OLYMPICS FATE DECIDED Yesterday, we reported that the status of the 2020 Summer Olympics in Tokyo, Japan, was uncertain, with the International Olympic Committee (IOC) committing to enhancing preparedness efforts and considering a later date for the games. Yesterday afternoon, numerous media outlets covered a story originally reported by USA Today that the 2020 Olympics were officially postponed, likely until 2021, based on comments from a prominent IOC member. While the IOC may not have actually come to a decision at that point , it published an official announcement this morning: the 2020 Tokyo Olympic Games will be postponed until 2021 in order to “safeguard the health of the athletes, everybody involved in the Olympic Games and the international community.” The Olympic flame will continue to burn in Tokyo, and the games will retain their designation as the 2020 Olympics despite the event’s new date.

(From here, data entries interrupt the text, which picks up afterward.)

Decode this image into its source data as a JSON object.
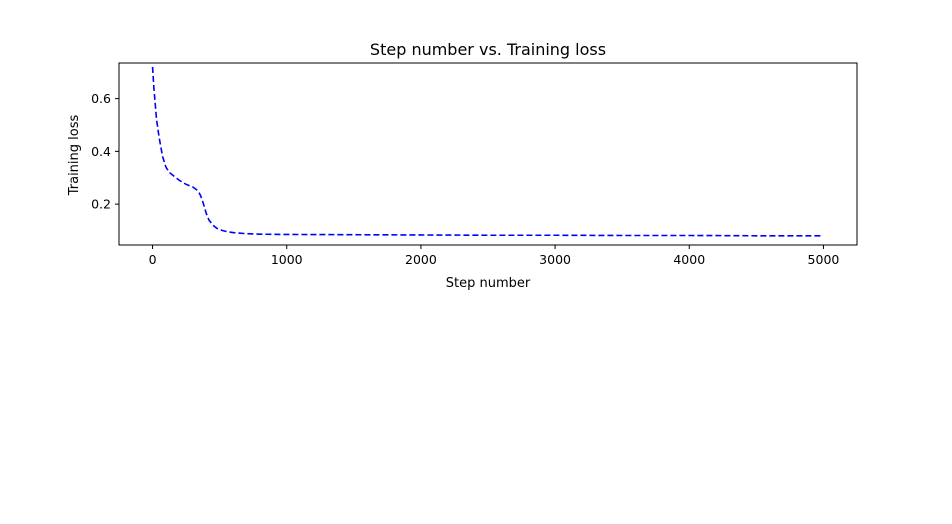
{
  "chart_data": {
    "type": "line",
    "title": "Step number vs. Training loss",
    "xlabel": "Step number",
    "ylabel": "Training loss",
    "xlim": [
      -250,
      5250
    ],
    "ylim": [
      0.045,
      0.735
    ],
    "xticks": [
      0,
      1000,
      2000,
      3000,
      4000,
      5000
    ],
    "yticks": [
      0.2,
      0.4,
      0.6
    ],
    "xtick_labels": [
      "0",
      "1000",
      "2000",
      "3000",
      "4000",
      "5000"
    ],
    "ytick_labels": [
      "0.2",
      "0.4",
      "0.6"
    ],
    "grid": false,
    "legend": "none",
    "series": [
      {
        "color": "#0000ff",
        "line_style": "dashed",
        "x": [
          0,
          10,
          20,
          30,
          50,
          75,
          100,
          125,
          150,
          200,
          250,
          300,
          340,
          360,
          380,
          400,
          420,
          450,
          480,
          520,
          560,
          600,
          700,
          800,
          1000,
          1500,
          2000,
          2500,
          3000,
          3500,
          4000,
          4500,
          5000
        ],
        "y": [
          0.72,
          0.64,
          0.58,
          0.52,
          0.45,
          0.38,
          0.34,
          0.32,
          0.31,
          0.29,
          0.275,
          0.265,
          0.25,
          0.23,
          0.2,
          0.165,
          0.14,
          0.12,
          0.108,
          0.1,
          0.095,
          0.092,
          0.088,
          0.086,
          0.085,
          0.084,
          0.083,
          0.082,
          0.082,
          0.081,
          0.081,
          0.08,
          0.08
        ]
      }
    ]
  }
}
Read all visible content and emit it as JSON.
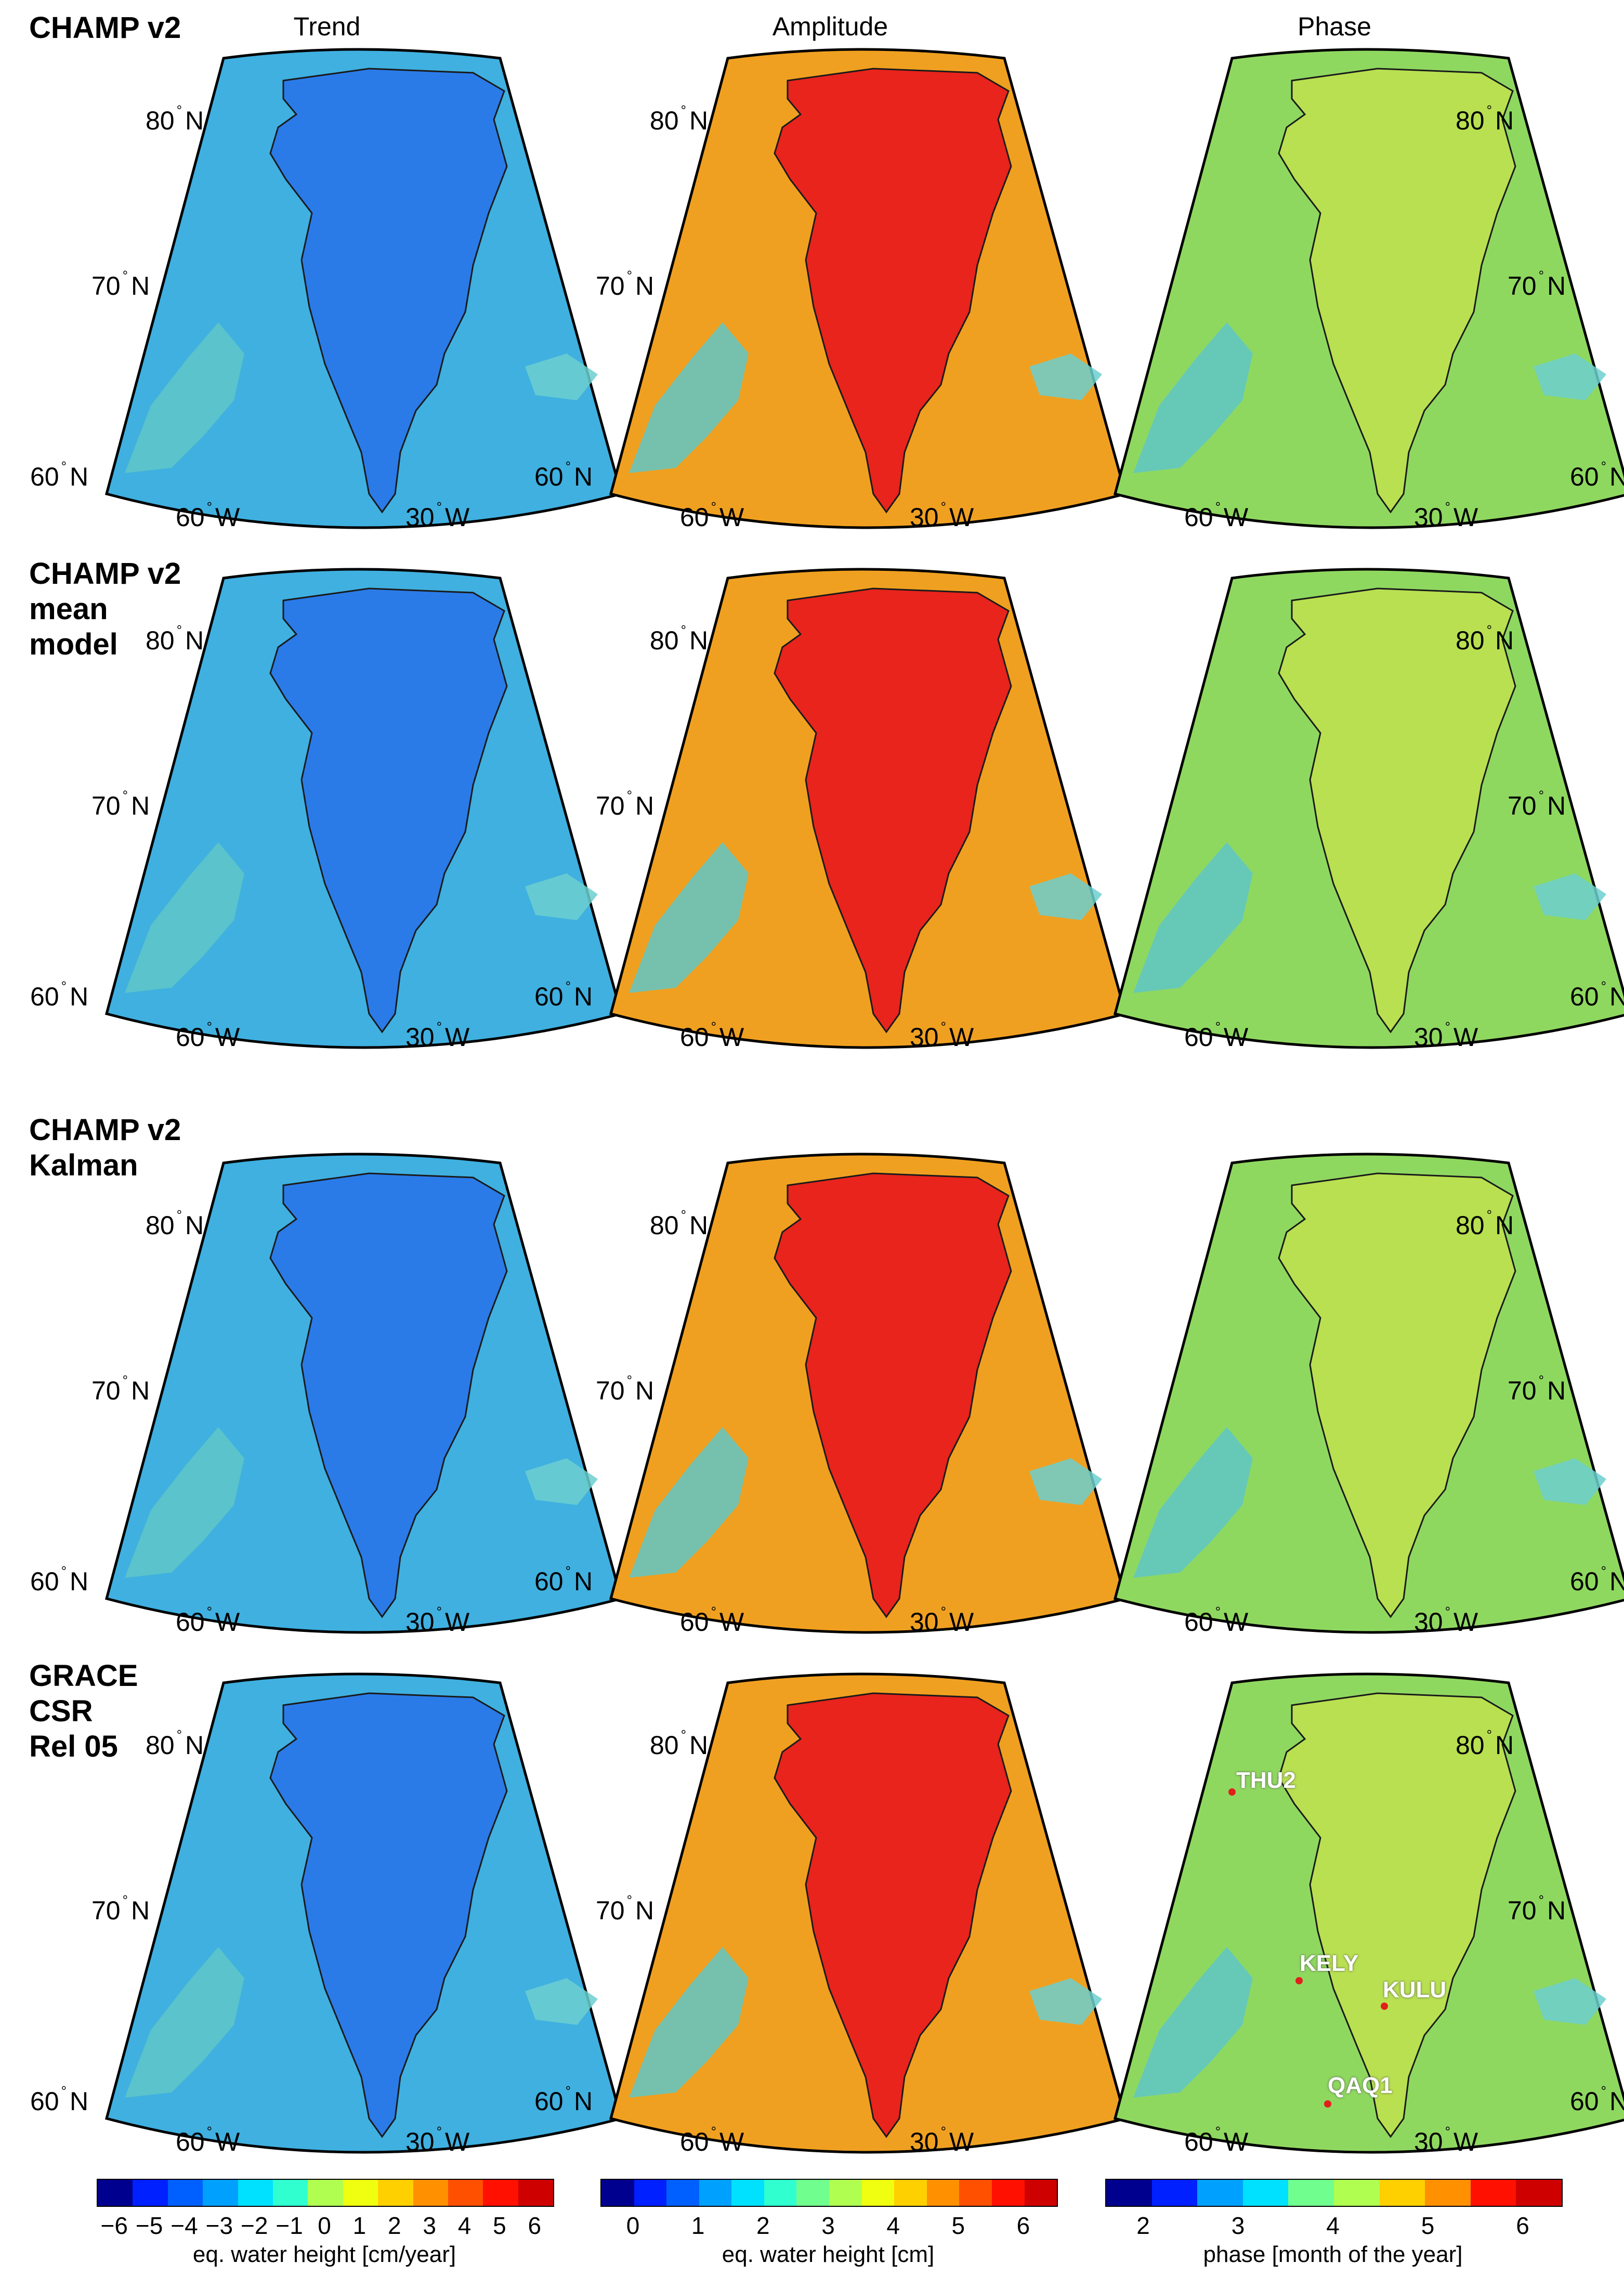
{
  "columns": {
    "trend_title": "Trend",
    "amplitude_title": "Amplitude",
    "phase_title": "Phase"
  },
  "rows": [
    {
      "label": "CHAMP v2"
    },
    {
      "label": "CHAMP v2\nmean\nmodel"
    },
    {
      "label": "CHAMP v2\nKalman"
    },
    {
      "label": "GRACE\nCSR\nRel 05"
    }
  ],
  "axes": {
    "lat80": "80",
    "lat70": "70",
    "lat60": "60",
    "lon60": "60",
    "lon30": "30",
    "north": "N",
    "west": "W"
  },
  "stations": {
    "thu2": "THU2",
    "kely": "KELY",
    "kulu": "KULU",
    "qaq1": "QAQ1"
  },
  "colorbars": [
    {
      "ticks": [
        "−6",
        "−5",
        "−4",
        "−3",
        "−2",
        "−1",
        "0",
        "1",
        "2",
        "3",
        "4",
        "5",
        "6"
      ],
      "label": "eq. water height [cm/year]",
      "range": [
        -6.5,
        6.5
      ]
    },
    {
      "ticks": [
        "0",
        "1",
        "2",
        "3",
        "4",
        "5",
        "6"
      ],
      "label": "eq. water height [cm]",
      "range": [
        -0.5,
        6.5
      ]
    },
    {
      "ticks": [
        "2",
        "3",
        "4",
        "5",
        "6"
      ],
      "label": "phase [month of the year]",
      "range": [
        1.6,
        6.4
      ]
    }
  ],
  "colors": {
    "jet": [
      "#00008f",
      "#0020ff",
      "#0060ff",
      "#00a0ff",
      "#00e0ff",
      "#30ffcf",
      "#70ff8f",
      "#b0ff50",
      "#f0ff10",
      "#ffd000",
      "#ff9000",
      "#ff5000",
      "#ff1000",
      "#cf0000"
    ],
    "trend_ocean": "#3fb0e0",
    "trend_land": "#2a7be8",
    "amp_ocean": "#f0a020",
    "amp_land": "#e8241c",
    "phase_ocean": "#8fd860",
    "phase_land": "#b8e050"
  }
}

MASS GATHERING TRANSMISSION Reports are emerging about multiple confirmed COVID-19 cases among attendees at a recent large religious gathering in Pakistan . A gathering of Tablighi Jamaat, a global Muslim missionary group, was hosted March 10-12 in eastern Pakistan. The event drew tens of thousands of members from across Pakistan and around the world, and at least 11 attendees have tested positive for SARS-CoV-2 since leaving the event. The first 2 cases in the Gaza Strip, 4 individuals from a province in southern Pakistan, and 5 individuals from Kyrgyzstan have all tested positive, but there may be others. The majority of attendees arrived from within Pakistan, which is currently facing a rapidly growing epidemic, but “at least a few thousand” were from other countries. According to this report, more than half of Malaysia’s reported COVID-19 cases have been traced back to a similar event in Kuala Lumpur earlier in the year, and attendees of that event are believed to have transmitted the disease to multiple other countries in Southeast Asia.

HUBEI PROVINCE ENDS “LOCKDOWN” China’s National Health Commission reported today that movement and travel restrictions in Hubei Province are being relaxed starting today. Hubei’s provincial government stated that Hubei Province will restore travel across its border, but travelers would be required to carry a “digital health certificate” issued by the provincial government in order to leave the province. It appears that a negative PCR test is required in order to obtain the certificate. Travelers entering Hubei will not require a health certificate. Travel restrictions for Wuhan will be relaxed starting on April 8, and further guidance and information will be published in the future regarding the resumption of other activities, including schools.

VULNERABLE POPULATIONS As cases of COVID-19 increase worldwide, there is growing concern about vulnerable populations. Incarcerated populations are at increased risk for infectious diseases due to confined living conditions. Rikers Island in New York City reported that 21 inmates and 17 employees have tested positive for SARS-CoV-2. There have been calls to release incarcerated individuals in an effort to prevent large numbers of infections and potential unnecessary death among these populations.

Refugees and internally displaced populations are also at elevated risk due to poor living conditions, forced mobility within countries and across borders, and a lack of access to social and medical services. All activities except emergency services have reportedly been suspended at 34 Rohingya refugee camps in Cox’s Bazar, Bangladesh, where 1.1 million Rohingya people live after fleeing Myanmar. Groups such as these lack access to critical testing and medical services needed during the COVID-19 crisis. Additionally, Syria confirmed its first case of COVID-19, raising concerns about an epidemic among the country’s large displaced population caused by years of civil war and government oppression. United Nations Secretary General António Guterres made an appeal to the global community for a “global ceasefire” and for the world to unite in this time of crisis, calling for a focus on the common enemy of COVID-19, which threatens individuals and communities around the world.